迷い子
自分の中で押し殺そうとしていた感情が、息苦しさが、何なのかはわからなかった。
だけど、それを抱えているのは酷く重く・・・珍しく、快斗に苦しいと自覚させるものだったのだ。
―――悪い癖だと思う。
こんなふうに、青子に会いにきてしまうのは。
自嘲しながらも、やっぱり青子の雰囲気は優しくて、快斗はそれに癒される。
時折快斗の名前を呼び、部屋を出たり入ったり、くるくると家の中を動き回る青子に、快斗はいつも通り、適当な返事を返しつつ、青子のベッドに背を預けて目を閉じていた。
慣れているのか、そんな快斗にも青子は特に構わない。
何度目か、部屋に戻ってきた青子が、溜息を吐いた。
―――まったくもう、快斗はいっつもねぇ・・・
そんな呟きを聞いた気がした。
目を開けて、―――そこで、何が快斗を惹きつけたのかは、よくわからない。
無防備に向けられた背に、腕を伸ばしていた。
「快斗?」
また悪戯?と、最初はそんな問いかけ。
快斗は、それを無視して、更に腕を引く。
バランスを崩した青子が腕の中に倒れこんでくるのを、両手で受け止め、そのまま自分の腕の中に閉じ込めた。
「快斗!?」
次に青子が発した声は、いつもと少し違っていた。
多分、快斗の腕が、いつもとどこか違うことに気づいたのだろう。
快斗は、ぼんやりとそんなことを思いながら、目の前にある癖っ毛に頬を埋める。
柔らかい。
犬のように鼻先で髪を掻き分けると、現れた白い肌に、そっと唇を押し当てた。
「ちょっ快斗!?」
非難の籠もった声。だけど怯えのないそれに、快斗は小さく笑う。
怖がらせたいわけではないので、「うん?」と軽く答えたが、止める気はない。
どうしてそんなに自分を信用しているのか、と、それが無償におかしかった。
細い首。そっと押し当てた唇で辿ると、青子が小さく震える。
身じろいだせいで、先ほど掻き分けた髪が、快斗を隠すように落ちてきた。
「くすぐってーとか?」
「あ、あたりまえでしょ!」
ふざけて尋ねると、むっとした声が返る。
色気のない返事に、笑みが零れてしまう。
快斗が小さく笑ったので、青子は振り返ろうとする。
が、とりあえず腕の力を強くして、快斗はそれを止めた。
そのまま、少しだけキスを下に下ろす。
「かっ快斗!」
いくら鈍感でも、さすがに快斗の意図するところに気づいたらしい。
青子の声に焦りが混ざる。
快斗は、キスを止める。
ほっと、あからさまに青子の肩に入っていた力が抜ける。
安心されては困ると、快斗は小さく苦笑した。
―――どこまで、受け入れてくれるのだろうと・・・無防備な背に、無邪気な笑みに、自分の心の中を思った。
どこまで許してくれるのだろう、と。
そんなことで何が計れるわけでもないと知っているのに。
目の前にある肌に、頬を埋める。
ビクリ、と、また青子が緊張したのがわかったけれど、快斗はそのまま目を閉じた。
愛しくて求めるのか、癒されたくて求めるのか。
常なら前者だと言い切れる想いが、今は怪しい。
ただ、青子にキスがしたかった。
頬を離し、快斗は再びそこに唇を寄せる。
「快斗っ!」
ただ、愛していたかった。
嫌ならきっと、青子は叩いてくれるはずだから。
叩かれれば止めるから。
だけど―――叩かれなければ・・・。
おちゃらけた自分を忘れて、青子に真剣に想いを囁くことができるほど、快斗は大人になれない。
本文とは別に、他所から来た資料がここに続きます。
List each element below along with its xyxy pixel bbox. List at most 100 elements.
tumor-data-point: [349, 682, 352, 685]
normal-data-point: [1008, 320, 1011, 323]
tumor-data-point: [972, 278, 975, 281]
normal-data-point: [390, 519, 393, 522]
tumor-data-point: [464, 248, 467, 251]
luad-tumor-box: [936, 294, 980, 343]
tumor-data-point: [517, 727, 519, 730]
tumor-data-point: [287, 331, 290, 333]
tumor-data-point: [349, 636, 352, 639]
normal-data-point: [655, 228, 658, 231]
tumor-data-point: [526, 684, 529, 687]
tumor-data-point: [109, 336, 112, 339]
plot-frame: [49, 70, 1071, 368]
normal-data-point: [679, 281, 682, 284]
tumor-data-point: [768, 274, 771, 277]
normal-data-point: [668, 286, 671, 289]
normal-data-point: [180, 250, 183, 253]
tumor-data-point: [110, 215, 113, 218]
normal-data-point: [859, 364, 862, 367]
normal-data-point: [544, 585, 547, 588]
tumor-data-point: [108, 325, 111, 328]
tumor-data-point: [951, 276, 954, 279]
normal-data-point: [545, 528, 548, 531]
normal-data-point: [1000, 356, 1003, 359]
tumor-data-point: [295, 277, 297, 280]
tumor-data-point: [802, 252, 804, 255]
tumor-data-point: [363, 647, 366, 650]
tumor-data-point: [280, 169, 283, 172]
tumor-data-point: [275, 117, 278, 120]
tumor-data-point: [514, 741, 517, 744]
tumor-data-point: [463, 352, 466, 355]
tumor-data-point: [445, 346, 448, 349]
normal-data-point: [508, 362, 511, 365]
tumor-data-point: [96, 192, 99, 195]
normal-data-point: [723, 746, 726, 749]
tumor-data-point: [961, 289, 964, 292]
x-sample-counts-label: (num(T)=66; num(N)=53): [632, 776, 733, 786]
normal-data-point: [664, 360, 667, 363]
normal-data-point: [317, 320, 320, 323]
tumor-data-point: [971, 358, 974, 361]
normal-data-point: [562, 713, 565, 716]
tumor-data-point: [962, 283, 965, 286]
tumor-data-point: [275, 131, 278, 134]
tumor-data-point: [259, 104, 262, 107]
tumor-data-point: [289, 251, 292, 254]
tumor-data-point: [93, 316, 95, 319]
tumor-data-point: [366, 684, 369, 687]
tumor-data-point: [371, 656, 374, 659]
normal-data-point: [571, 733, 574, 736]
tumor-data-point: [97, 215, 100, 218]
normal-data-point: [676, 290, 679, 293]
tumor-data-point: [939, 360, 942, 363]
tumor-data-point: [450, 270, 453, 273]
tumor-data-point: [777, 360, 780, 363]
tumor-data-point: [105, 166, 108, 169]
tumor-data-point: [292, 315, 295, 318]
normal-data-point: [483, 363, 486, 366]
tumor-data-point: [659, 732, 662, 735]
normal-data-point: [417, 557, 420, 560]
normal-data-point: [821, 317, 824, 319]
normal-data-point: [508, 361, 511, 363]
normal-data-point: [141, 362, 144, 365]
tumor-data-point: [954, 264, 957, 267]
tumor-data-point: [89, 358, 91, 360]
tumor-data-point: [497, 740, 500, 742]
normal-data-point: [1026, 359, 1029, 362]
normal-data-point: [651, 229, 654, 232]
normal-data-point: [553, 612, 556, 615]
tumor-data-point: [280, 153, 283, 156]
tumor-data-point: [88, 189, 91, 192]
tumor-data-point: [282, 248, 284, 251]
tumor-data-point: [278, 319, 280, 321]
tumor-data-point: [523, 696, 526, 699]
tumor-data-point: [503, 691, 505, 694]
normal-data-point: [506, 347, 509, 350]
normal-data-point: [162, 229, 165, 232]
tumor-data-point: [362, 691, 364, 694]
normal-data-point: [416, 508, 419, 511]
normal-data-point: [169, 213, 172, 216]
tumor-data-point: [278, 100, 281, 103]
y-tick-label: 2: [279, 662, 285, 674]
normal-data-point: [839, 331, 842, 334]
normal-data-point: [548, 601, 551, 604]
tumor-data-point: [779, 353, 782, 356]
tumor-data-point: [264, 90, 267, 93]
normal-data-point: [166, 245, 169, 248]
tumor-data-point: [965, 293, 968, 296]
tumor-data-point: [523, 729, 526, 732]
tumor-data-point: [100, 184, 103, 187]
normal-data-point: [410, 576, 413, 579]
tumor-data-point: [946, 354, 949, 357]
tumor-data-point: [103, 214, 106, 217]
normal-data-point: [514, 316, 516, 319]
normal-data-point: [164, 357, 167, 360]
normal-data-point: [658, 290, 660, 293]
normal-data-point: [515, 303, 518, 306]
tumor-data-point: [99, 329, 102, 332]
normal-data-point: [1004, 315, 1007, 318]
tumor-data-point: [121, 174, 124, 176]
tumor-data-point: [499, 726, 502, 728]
言えずに繰り返すキスだけで、一体どのくらい伝わるのだろう、と、快斗は目を細めた。
そんなことを考えながら、青子の首筋にキスを繰り返していて、快斗は、最初の息苦しさが消えていることに気づく。
愛しいから求めているのだという理由が、すっと心の中に落ちてきたことに気づく。
そして、腕の中の青子が・・・泣き出しそうなくらい身体を緊張させながらも、抵抗をやめていることに気づいて。
快斗は、一瞬動きを止めると、次の瞬間青子を抱きしめる腕を強くした。
心の底から湧き上がる幸せな想いに笑みを浮かべる。
過ぎる程に与えられ、受け取っているものがある。
困らせるつもりなどないのだ。
だから快斗は腕を緩めると、先程諦めた言葉だけを、青子に届けた。
〜fin〜
微妙にあやしげな話が…(^^;)。
この快斗って、なんとなく『花惑い』ちっく。
あんまり勝手なことゆってるなよ〜。振られちゃうぞ(笑)。